Q3: Are SAFEs okay for deeptech.
Yes at pre-seed/seed for speed, but consider a priced round once pilots validate economics and you need structured governance.
Q4: How do I keep strategics from slowing me down.
Seek commercial agreements with limited exclusivity, set timelines, and optionality on future collaboration.
Q5: What belongs in a deeptech data room that software companies often skip.
Failure analysis, yield curves, supplier quotes, and regulatory planning documents.
Q6: How do I talk TAM if my market is new.
Tie to existing spend you displace, show unlock TAM with analogs, and map both to milestones and pricing.
Q7: What’s a good sign an investor is a tourist in deeptech.
They fixate on vanity metrics, avoid talking about yield and qualification, and won’t commit specific intros or reserves.
Q8: How do I price pilots.
Charge enough to cover costs and signal value, with a pre-agreed conversion price and volume if success criteria are met.

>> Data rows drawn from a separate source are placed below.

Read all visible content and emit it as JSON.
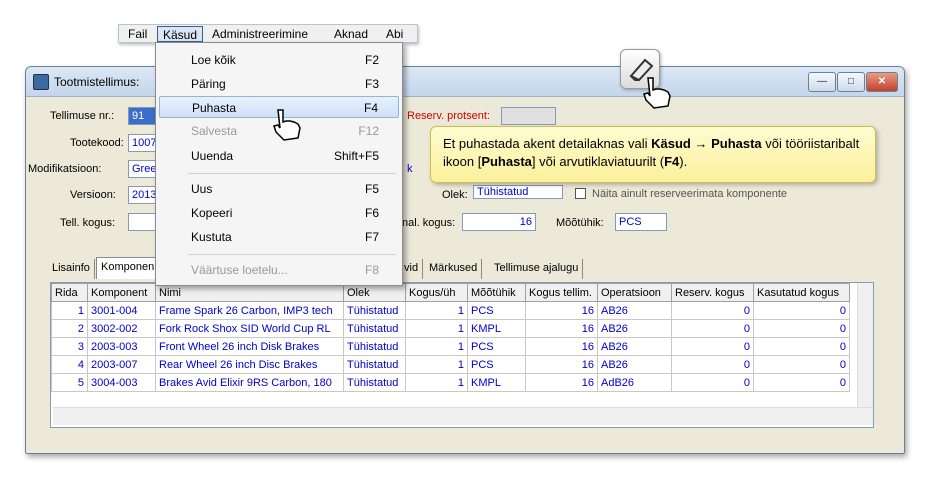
{
  "window": {
    "title": "Tootmistellimus:",
    "buttons": {
      "minimize": "—",
      "maximize": "□",
      "close": "✕"
    }
  },
  "menubar": {
    "items": [
      "Fail",
      "Käsud",
      "Administreerimine",
      "Aknad",
      "Abi"
    ]
  },
  "dropdown": {
    "items": [
      {
        "label": "Loe kõik",
        "key": "F2"
      },
      {
        "label": "Päring",
        "key": "F3"
      },
      {
        "label": "Puhasta",
        "key": "F4"
      },
      {
        "label": "Salvesta",
        "key": "F12"
      },
      {
        "label": "Uuenda",
        "key": "Shift+F5"
      },
      {
        "label": "Uus",
        "key": "F5"
      },
      {
        "label": "Kopeeri",
        "key": "F6"
      },
      {
        "label": "Kustuta",
        "key": "F7"
      },
      {
        "label": "Väärtuse loetelu...",
        "key": "F8"
      }
    ]
  },
  "form": {
    "tellimuse_nr_label": "Tellimuse nr.:",
    "tellimuse_nr_value": "91",
    "tootekood_label": "Tootekood:",
    "tootekood_value": "1007",
    "modifikatsioon_label": "Modifikatsioon:",
    "modifikatsioon_value": "Gree",
    "versioon_label": "Versioon:",
    "versioon_value": "2013",
    "tell_kogus_label": "Tell. kogus:",
    "tell_kogus_value": "",
    "reserv_label": "Reserv. protsent:",
    "k_fragment": "k",
    "olek_label": "Olek:",
    "olek_value": "Tühistatud",
    "naita_label": "Näita ainult reserveerimata komponente",
    "nal_kogus_label": "nal. kogus:",
    "nal_kogus_value": "16",
    "mootuhik_label": "Mõõtühik:",
    "mootuhik_value": "PCS"
  },
  "tabs": [
    "Lisainfo",
    "Komponen",
    "vid",
    "Märkused",
    "Tellimuse ajalugu"
  ],
  "grid": {
    "columns": [
      "Rida",
      "Komponent",
      "Nimi",
      "Olek",
      "Kogus/üh",
      "Mõõtühik",
      "Kogus tellim.",
      "Operatsioon",
      "Reserv. kogus",
      "Kasutatud kogus"
    ],
    "rows": [
      [
        "1",
        "3001-004",
        "Frame Spark 26 Carbon, IMP3 tech",
        "Tühistatud",
        "1",
        "PCS",
        "16",
        "AB26",
        "0",
        "0"
      ],
      [
        "2",
        "3002-002",
        "Fork Rock Shox SID World Cup RL",
        "Tühistatud",
        "1",
        "KMPL",
        "16",
        "AB26",
        "0",
        "0"
      ],
      [
        "3",
        "2003-003",
        "Front Wheel 26 inch Disk Brakes",
        "Tühistatud",
        "1",
        "PCS",
        "16",
        "AB26",
        "0",
        "0"
      ],
      [
        "4",
        "2003-007",
        "Rear Wheel 26 inch Disc Brakes",
        "Tühistatud",
        "1",
        "PCS",
        "16",
        "AB26",
        "0",
        "0"
      ],
      [
        "5",
        "3004-003",
        "Brakes Avid Elixir 9RS Carbon, 180",
        "Tühistatud",
        "1",
        "KMPL",
        "16",
        "AdB26",
        "0",
        "0"
      ]
    ]
  },
  "callout": {
    "t1": "Et puhastada akent detailaknas vali ",
    "b1": "Käsud → Puhasta",
    "t2": " või tööriistaribalt ikoon [",
    "b2": "Puhasta",
    "t3": "] või arvutiklaviatuurilt (",
    "b3": "F4",
    "t4": ")."
  },
  "colors": {
    "accent": "#3b6ec9",
    "callout_bg": "#fdf6b3",
    "link_text": "#0000cc"
  }
}
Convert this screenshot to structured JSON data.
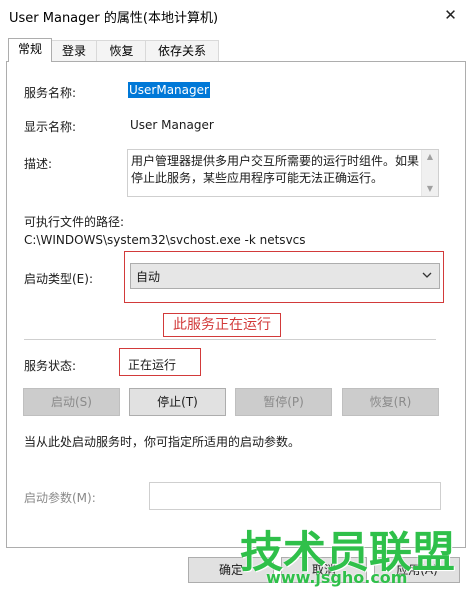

Q9: How do I prepare for technical diligence.
Pre-write memos that explain results, gaps, and next steps, and organize raw data with context and version history.
Q10: Should I pursue non-dilutive funding early.
Yes if it maps to your next de-risking step and doesn’t pull you into scope that delays commercial proof.
David Friedberg’s All-In Podcast guidance boils down to building a business around your science, de-risking with purpose, and speaking the language of customers and factories.
If you frame milestones, capital, and risk this way, you’ll raise faster, negotiate better, and build a more resilient company.
Use the scripts, checklists, and linked resources to turn investor interest into term sheets.
For more investor insights and practical playbooks, keep exploring Capitaly.vc.
All-In Podcast Highlights: David Friedberg’s Best Advice for Deeptech Founders Raising Capital becomes your operating manual when every experiment converts to commercial traction.